Instant Classics – "What Sappho Still Teaches Us About Love"
Host: Vespucci | Guests: Mary Beard & Charlotte Higgins
September 11, 2025
In this episode of Instant Classics, Mary Beard and Charlotte Higgins dive into the life, poetry, and enduring influence of Sappho, the legendary poet of Lesbos whose work shaped the language of love across centuries. Tackling issues of gender, desire, the loss and rediscovery of ancient texts, and the paradoxical power of poetic fragments, the discussion is lively, personal, and always rooted in making ancient history vivid and relevant.
"[Sappho is] probably the greatest poet of erotic desire and love... Her poems contain wonderful evocations of nature... and talk a bit about her family—and there's even one that's about her really bad aging knees." (01:49, Mary Beard)
"There's a female voice in antiquity... asking the goddess Aphrodite to fly down from heaven on a chariot pulled by sparrows and fight with her by her side for her lover. I just adored it." (04:20, Charlotte Higgins)
"It was reading a female voice... honestly, I think it's one of the things that made me want to carry on and study classics." (06:45, Mary Beard)
"It looks like the world of Lesbos, at least for a woman of the elite like Sappho, was more 'liberated.' She's probably performing her poems at least at semi-public occasions." (11:38, Anita Anand)
"You just can't get rid of this absolutely extravagantly untrue story." (15:29, Anita Anand)
"It's about the experience of watching the person that you desire talking intently to somebody else. The incredible jealousy, the physical feelings that you experience when that happens..." (17:10, Charlotte Higgins)
"A lot of what survives is because it's been copied by medieval monks. Sappho doesn't fit into what's essentially boys' education." (22:42, Anita Anand)
"If you're very interested in this, I did do some reporting in the Guardian about this... It's a very, very convoluted, kind of tricky and very interesting story." (29:38, Charlotte Higgins)
"A sweet apple turns red on a high branch, high on the highest branch. And the apple pickers forgot—well, no, they didn't forget, were not able to reach." (32:40, Charlotte Higgins)
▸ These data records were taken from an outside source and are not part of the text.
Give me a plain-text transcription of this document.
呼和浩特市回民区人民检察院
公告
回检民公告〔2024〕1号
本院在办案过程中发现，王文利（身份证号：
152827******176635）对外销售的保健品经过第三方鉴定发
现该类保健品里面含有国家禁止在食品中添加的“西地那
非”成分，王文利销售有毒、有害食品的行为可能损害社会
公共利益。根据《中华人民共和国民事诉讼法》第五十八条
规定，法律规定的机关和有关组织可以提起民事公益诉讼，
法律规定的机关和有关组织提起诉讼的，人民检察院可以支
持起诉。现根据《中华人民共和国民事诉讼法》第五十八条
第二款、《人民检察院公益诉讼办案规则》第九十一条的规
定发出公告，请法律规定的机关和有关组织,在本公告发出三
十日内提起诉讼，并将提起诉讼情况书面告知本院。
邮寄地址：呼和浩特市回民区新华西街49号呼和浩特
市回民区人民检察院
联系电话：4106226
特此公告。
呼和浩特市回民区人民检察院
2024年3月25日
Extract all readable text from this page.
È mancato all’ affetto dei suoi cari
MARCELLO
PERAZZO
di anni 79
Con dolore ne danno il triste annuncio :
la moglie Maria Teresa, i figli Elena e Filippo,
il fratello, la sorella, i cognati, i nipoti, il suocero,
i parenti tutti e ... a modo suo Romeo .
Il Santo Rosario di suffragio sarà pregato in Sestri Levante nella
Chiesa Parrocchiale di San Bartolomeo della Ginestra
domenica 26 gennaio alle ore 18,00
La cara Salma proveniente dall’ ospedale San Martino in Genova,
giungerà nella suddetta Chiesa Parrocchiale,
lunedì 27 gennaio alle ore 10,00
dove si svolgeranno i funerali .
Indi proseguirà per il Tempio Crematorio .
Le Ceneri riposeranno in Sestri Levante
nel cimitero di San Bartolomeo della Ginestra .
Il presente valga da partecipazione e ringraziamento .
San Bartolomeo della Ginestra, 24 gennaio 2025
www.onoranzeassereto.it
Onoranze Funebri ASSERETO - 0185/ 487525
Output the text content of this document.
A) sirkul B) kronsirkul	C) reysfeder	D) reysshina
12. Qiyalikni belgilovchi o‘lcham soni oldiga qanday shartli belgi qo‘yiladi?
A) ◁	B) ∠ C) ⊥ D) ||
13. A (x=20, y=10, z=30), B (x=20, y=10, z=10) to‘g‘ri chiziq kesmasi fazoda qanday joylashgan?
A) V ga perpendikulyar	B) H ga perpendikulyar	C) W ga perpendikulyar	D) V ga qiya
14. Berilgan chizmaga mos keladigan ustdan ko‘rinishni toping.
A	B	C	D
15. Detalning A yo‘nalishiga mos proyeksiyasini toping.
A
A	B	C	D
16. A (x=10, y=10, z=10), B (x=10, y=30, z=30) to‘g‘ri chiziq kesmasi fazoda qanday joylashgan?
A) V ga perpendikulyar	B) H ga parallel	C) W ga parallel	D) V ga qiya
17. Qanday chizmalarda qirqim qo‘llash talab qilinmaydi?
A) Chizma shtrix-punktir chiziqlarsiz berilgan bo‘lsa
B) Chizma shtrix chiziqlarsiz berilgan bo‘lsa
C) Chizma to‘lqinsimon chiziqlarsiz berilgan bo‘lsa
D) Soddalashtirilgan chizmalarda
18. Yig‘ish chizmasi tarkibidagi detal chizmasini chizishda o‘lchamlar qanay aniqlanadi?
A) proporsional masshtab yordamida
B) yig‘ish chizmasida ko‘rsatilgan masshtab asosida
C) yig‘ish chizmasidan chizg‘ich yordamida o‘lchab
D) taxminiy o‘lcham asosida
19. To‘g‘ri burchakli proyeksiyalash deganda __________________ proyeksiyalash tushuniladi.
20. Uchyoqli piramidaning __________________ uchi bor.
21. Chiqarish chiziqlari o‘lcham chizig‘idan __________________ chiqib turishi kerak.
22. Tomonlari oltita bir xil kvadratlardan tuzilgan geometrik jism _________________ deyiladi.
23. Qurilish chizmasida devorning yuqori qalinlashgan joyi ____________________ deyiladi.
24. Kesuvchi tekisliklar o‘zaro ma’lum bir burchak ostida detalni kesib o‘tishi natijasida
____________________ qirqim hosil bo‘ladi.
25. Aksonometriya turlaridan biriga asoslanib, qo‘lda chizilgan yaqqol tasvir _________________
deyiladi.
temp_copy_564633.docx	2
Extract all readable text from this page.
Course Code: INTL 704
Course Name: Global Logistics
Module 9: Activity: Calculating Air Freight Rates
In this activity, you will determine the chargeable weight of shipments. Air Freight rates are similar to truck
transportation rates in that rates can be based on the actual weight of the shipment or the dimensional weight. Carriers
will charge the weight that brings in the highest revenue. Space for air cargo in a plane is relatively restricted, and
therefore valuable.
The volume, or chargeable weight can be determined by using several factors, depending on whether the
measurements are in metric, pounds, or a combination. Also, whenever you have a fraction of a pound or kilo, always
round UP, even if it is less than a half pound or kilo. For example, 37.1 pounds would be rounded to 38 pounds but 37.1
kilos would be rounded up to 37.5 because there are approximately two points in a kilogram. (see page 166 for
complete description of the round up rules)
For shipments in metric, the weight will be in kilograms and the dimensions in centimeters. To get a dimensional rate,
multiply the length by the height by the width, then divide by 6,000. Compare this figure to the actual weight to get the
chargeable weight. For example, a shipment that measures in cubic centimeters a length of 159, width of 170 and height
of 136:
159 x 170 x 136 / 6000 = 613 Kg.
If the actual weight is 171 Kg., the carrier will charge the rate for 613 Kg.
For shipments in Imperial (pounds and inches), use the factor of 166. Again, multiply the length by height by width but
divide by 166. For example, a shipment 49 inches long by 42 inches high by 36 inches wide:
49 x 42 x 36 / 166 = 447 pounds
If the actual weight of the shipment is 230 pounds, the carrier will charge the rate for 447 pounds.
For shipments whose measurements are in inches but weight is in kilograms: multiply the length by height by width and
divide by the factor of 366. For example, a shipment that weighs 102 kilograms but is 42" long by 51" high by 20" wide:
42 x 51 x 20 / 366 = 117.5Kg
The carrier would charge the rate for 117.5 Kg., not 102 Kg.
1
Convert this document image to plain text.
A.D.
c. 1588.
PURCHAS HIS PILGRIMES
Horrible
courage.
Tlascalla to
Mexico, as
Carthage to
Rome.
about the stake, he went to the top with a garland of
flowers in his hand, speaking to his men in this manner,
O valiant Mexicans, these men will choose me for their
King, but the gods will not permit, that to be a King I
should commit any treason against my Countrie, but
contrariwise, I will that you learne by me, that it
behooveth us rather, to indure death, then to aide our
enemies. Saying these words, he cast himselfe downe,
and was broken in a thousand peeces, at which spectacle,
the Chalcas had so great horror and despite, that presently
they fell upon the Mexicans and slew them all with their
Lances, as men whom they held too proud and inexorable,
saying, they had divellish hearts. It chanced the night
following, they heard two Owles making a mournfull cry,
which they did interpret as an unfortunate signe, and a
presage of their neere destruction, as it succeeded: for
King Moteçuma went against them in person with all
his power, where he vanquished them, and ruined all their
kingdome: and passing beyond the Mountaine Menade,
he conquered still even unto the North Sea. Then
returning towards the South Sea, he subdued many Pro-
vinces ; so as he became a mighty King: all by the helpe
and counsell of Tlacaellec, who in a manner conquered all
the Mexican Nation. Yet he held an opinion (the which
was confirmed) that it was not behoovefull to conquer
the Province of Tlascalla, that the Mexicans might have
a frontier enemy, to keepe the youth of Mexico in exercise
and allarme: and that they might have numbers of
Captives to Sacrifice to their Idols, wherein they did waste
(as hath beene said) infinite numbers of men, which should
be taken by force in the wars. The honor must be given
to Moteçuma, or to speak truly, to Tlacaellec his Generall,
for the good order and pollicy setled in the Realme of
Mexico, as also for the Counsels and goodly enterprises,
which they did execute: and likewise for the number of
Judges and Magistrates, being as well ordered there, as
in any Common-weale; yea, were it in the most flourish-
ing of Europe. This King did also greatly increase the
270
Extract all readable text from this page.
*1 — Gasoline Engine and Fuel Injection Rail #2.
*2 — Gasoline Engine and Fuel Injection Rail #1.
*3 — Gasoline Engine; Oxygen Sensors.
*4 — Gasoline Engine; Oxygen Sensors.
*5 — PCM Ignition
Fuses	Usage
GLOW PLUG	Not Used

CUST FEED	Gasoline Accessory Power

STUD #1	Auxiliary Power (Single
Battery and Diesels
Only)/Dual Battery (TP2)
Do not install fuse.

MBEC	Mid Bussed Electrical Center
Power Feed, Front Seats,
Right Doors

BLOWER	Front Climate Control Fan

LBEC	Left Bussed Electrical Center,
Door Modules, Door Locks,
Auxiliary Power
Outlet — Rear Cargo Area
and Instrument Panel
"Wanting something and not being able to have it is what this poem is also about." (32:40, Charlotte Higgins)
"...Some say an army on horseback... but I say it is whatever you love... she takes that kind of rhetorical framework and brings it down to her girlfriend. And I love it." (36:52, Charlotte Higgins)
"There's a gap, and into those gaps we pour ourselves. So Sappho, because she's fragmentary, has left space for us to... remake them into something for every single generation." (49:05, Mary Beard)
The conversation is informal, deeply personal, and full of scholarly wit. The speakers quote poetry, recount anecdotes, and never lose sight of Sappho's power to surprise and move—even after two and a half thousand years.
Sappho remains a living, generative presence because of what we have—and what we’ve lost. Her fragments embody longing and allow new generations to see themselves in her. In making space for intimacy, uncertainty, and desire, Sappho teaches not just about love, but about art, memory, and identity.